Background Huawei’s Ascend series targets AI and cloud computing, competing with Nvidia’s GPUs. The Ascend 910B (7nm, SMIC-manufactured) was a cornerstone of Huawei’s AI strategy in 2023. In 2024, Huawei aimed to challenge Nvidia’s H100 with the Ascend 910C and prepared for the Ascend 920 launch in 2025. Achievements (April 2024 – April 2025)

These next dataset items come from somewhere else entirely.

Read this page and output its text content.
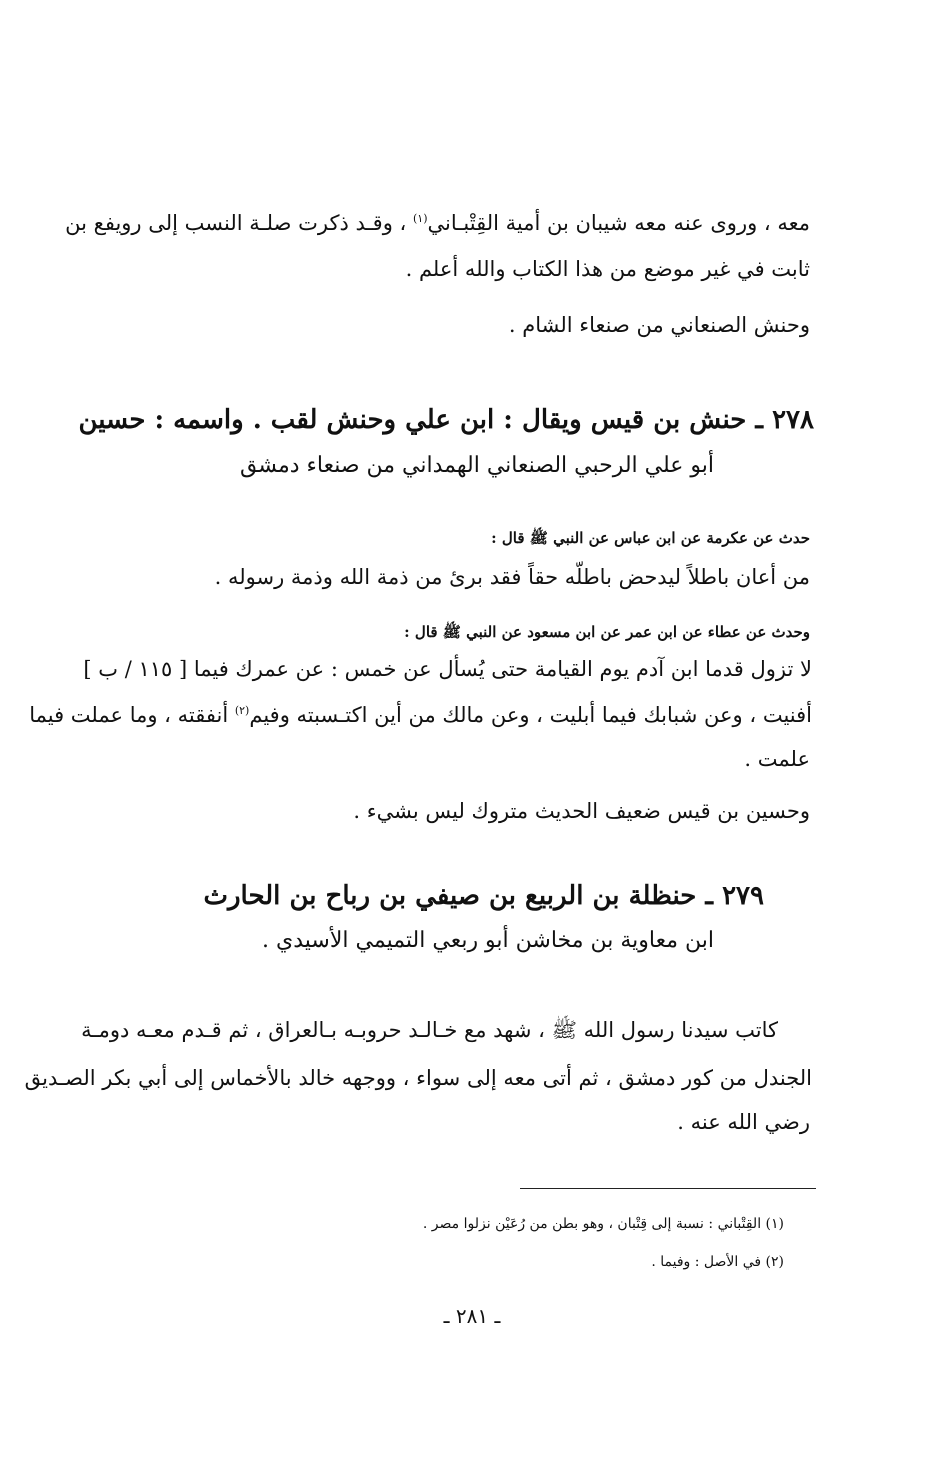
معه ، وروى عنه معه شيبان بن أمية القِتْبـاني$^{(١)}$ ، وقـد ذكرت صلـة النسب إلى رويفع بن
ثابت في غير موضع من هذا الكتاب والله أعلم .
وحنش الصنعاني من صنعاء الشام .
٢٧٨ ـ حنش بن قيس ويقال : ابن علي وحنش لقب . واسمه : حسين
أبو علي الرحبي الصنعاني الهمداني من صنعاء دمشق
حدث عن عكرمة عن ابن عباس عن النبي ﷺ قال :
من أعان باطلاً ليدحض باطلّه حقاً فقد برئ من ذمة الله وذمة رسوله .
وحدث عن عطاء عن ابن عمر عن ابن مسعود عن النبي ﷺ قال :
لا تزول قدما ابن آدم يوم القيامة حتى يُسأل عن خمس : عن عمرك فيما [ ١١٥ / ب ]
أفنيت ، وعن شبابك فيما أبليت ، وعن مالك من أين اكتـسبته وفيم$^{(٢)}$ أنفقته ، وما عملت فيما
علمت .
وحسين بن قيس ضعيف الحديث متروك ليس بشيء .
٢٧٩ ـ حنظلة بن الربيع بن صيفي بن رباح بن الحارث
ابن معاوية بن مخاشن أبو ربعي التميمي الأسيدي .
كاتب سيدنا رسول الله ﷺ ، شهد مع خـالـد حروبـه بـالعراق ، ثم قـدم معـه دومـة
الجندل من كور دمشق ، ثم أتى معه إلى سواء ، ووجهه خالد بالأخماس إلى أبي بكر الصـديق
رضي الله عنه .
(١) القِتْباني : نسبة إلى قِتْبان ، وهو بطن من رُعَيْن نزلوا مصر .
(٢) في الأصل : وفيما .
ـ ٢٨١ ـ
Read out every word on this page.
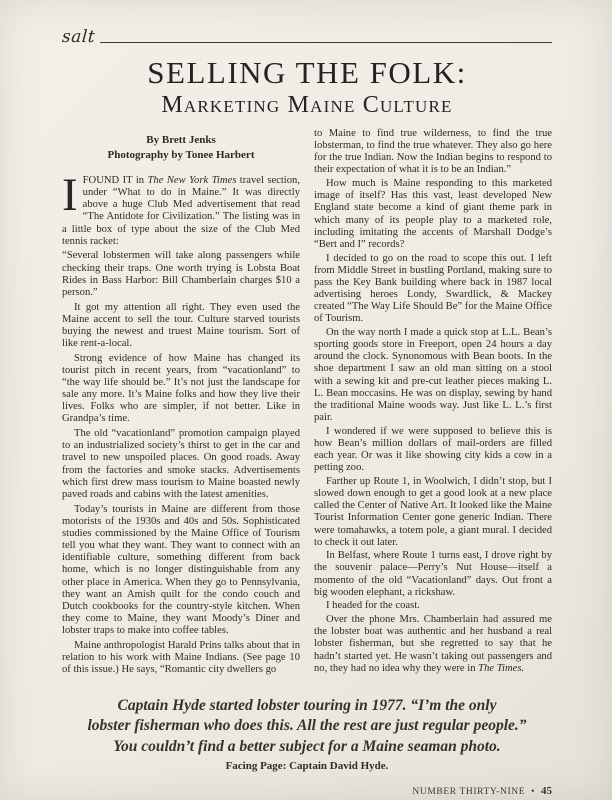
salt
SELLING THE FOLK:
Marketing Maine Culture
By Brett Jenks
Photography by Tonee Harbert

IFOUND IT in The New York Times travel section, under “What to do in Maine.” It was directly above a huge Club Med advertisement that read “The Antidote for Civilization.” The listing was in a little box of type about the size of the Club Med tennis racket:

“Several lobstermen will take along passengers while checking their traps. One worth trying is Lobsta Boat Rides in Bass Harbor: Bill Chamberlain charges $10 a person.”

It got my attention all right. They even used the Maine accent to sell the tour. Culture starved tourists buying the newest and truest Maine tourism. Sort of like rent-a-local.

Strong evidence of how Maine has changed its tourist pitch in recent years, from “vacationland” to “the way life should be.” It’s not just the landscape for sale any more. It’s Maine folks and how they live their lives. Folks who are simpler, if not better. Like in Grandpa’s time.

The old “vacationland” promotion campaign played to an industrialized society’s thirst to get in the car and travel to new unspoiled places. On good roads. Away from the factories and smoke stacks. Advertisements which first drew mass tourism to Maine boasted newly paved roads and cabins with the latest amenities.

Today’s tourists in Maine are different from those motorists of the 1930s and 40s and 50s. Sophisticated studies commissioned by the Maine Office of Tourism tell you what they want. They want to connect with an identifiable culture, something different from back home, which is no longer distinguishable from any other place in America. When they go to Pennsylvania, they want an Amish quilt for the condo couch and Dutch cookbooks for the country-style kitchen. When they come to Maine, they want Moody’s Diner and lobster traps to make into coffee tables.

Maine anthropologist Harald Prins talks about that in relation to his work with Maine Indians. (See page 10 of this issue.) He says, “Romantic city dwellers go

to Maine to find true wilderness, to find the true lobsterman, to find the true whatever. They also go here for the true Indian. Now the Indian begins to respond to their expectation of what it is to be an Indian.”

How much is Maine responding to this marketed image of itself? Has this vast, least developed New England state become a kind of giant theme park in which many of its people play to a marketed role, including imitating the accents of Marshall Dodge’s “Bert and I” records?

I decided to go on the road to scope this out. I left from Middle Street in bustling Portland, making sure to pass the Key Bank building where back in 1987 local advertising heroes Londy, Swardlick, & Mackey created “The Way Life Should Be” for the Maine Office of Tourism.

On the way north I made a quick stop at L.L. Bean’s sporting goods store in Freeport, open 24 hours a day around the clock. Synonomous with Bean boots. In the shoe department I saw an old man sitting on a stool with a sewing kit and pre-cut leather pieces making L. L. Bean moccasins. He was on display, sewing by hand the traditional Maine woods way. Just like L. L.’s first pair.

I wondered if we were supposed to believe this is how Bean’s million dollars of mail-orders are filled each year. Or was it like showing city kids a cow in a petting zoo.

Farther up Route 1, in Woolwich, I didn’t stop, but I slowed down enough to get a good look at a new place called the Center of Native Art. It looked like the Maine Tourist Information Center gone generic Indian. There were tomahawks, a totem pole, a giant mural. I decided to check it out later.

In Belfast, where Route 1 turns east, I drove right by the souvenir palace—Perry’s Nut House—itself a momento of the old “Vacationland” days. Out front a big wooden elephant, a rickshaw.

I headed for the coast.

Over the phone Mrs. Chamberlain had assured me the lobster boat was authentic and her husband a real lobster fisherman, but she regretted to say that he hadn’t started yet. He wasn’t taking out passengers and no, they had no idea why they were in The Times.

Captain Hyde started lobster touring in 1977. “I’m the only
lobster fisherman who does this. All the rest are just regular people.”
You couldn’t find a better subject for a Maine seaman photo.
Facing Page: Captain David Hyde.
NUMBER THIRTY-NINE • 45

Ascend 910C Rollout: In August 2024, Huawei announced the Ascend 910C, marketed as a rival to Nvidia’s H100. By September 2024, samples were sent to ByteDance, Baidu, and China Mobile, with orders accepted, according to Sina Tech. Mass production began in Q1 2025, using SMIC’s N+2 process. Tencent News reported yield improvements from 20% in late 2024 to 40% by February 2025, a critical step toward commercial viability. CloudMatrix 384: At Huawei Connect 2024, Huawei unveiled the AI CloudMatrix 384, powered by Ascend 910C chips. This rack-scale AI solution, detailed in 36kr.com, competed with Nvidia’s GB200 NVL72, leveraging advanced optical networking and Huawei’s Compute Architecture for Neural Networks (CANN) software. The system supported large-scale AI training and inference, attracting interest from Chinese cloud providers. Ascend 920 Introduction: On April 10, 2025, Huawei launched the Ascend 920, targeting the market gap created by the U.S. ban on Nvidia’s H20 chip. Expected to enter mass production in H2 2025, the 920 was positioned as a performance equivalent to the H20, capitalizing on Nvidia’s $5.5 billion write-off, as noted in Guancha.cn. Software Ecosystem Growth: Huawei’s CANN platform, a CUDA alternative, saw significant adoption. DeepSeek’s January 2025 announcement, covered by TechWeb, confirmed a 70% cost reduction for its V3 AI model on Ascend 910B chips, driven by Huawei’s optimization guidelines. Over 5,200 partners and 3.1 million developers joined the Ascend ecosystem by end-2024, per Huawei’s 2024 Annual Report.

Challenges

Low Yields: The Ascend 910C’s initial 20% yield in 2024 constrained supply, with ByteDance receiving only 30,000 of 100,000 ordered 910B chips by July 2024, per Sina Tech. Even with 40% yields by early 2025, Huawei lagged behind industry standards (70%+). Software Stability: CANN faced criticism for instability and poor documentation, as reported in WeChat tech groups. Chinese AI firms noted frequent crashes, requiring Huawei’s direct engineering support. Sanctions Impact: U.S. restrictions on high-bandwidth memory (HBM) and EUV equipment forced Huawei to source HBM creatively (e.g., via CoAsia Electronics) and rely on DUV-based processes, increasing costs.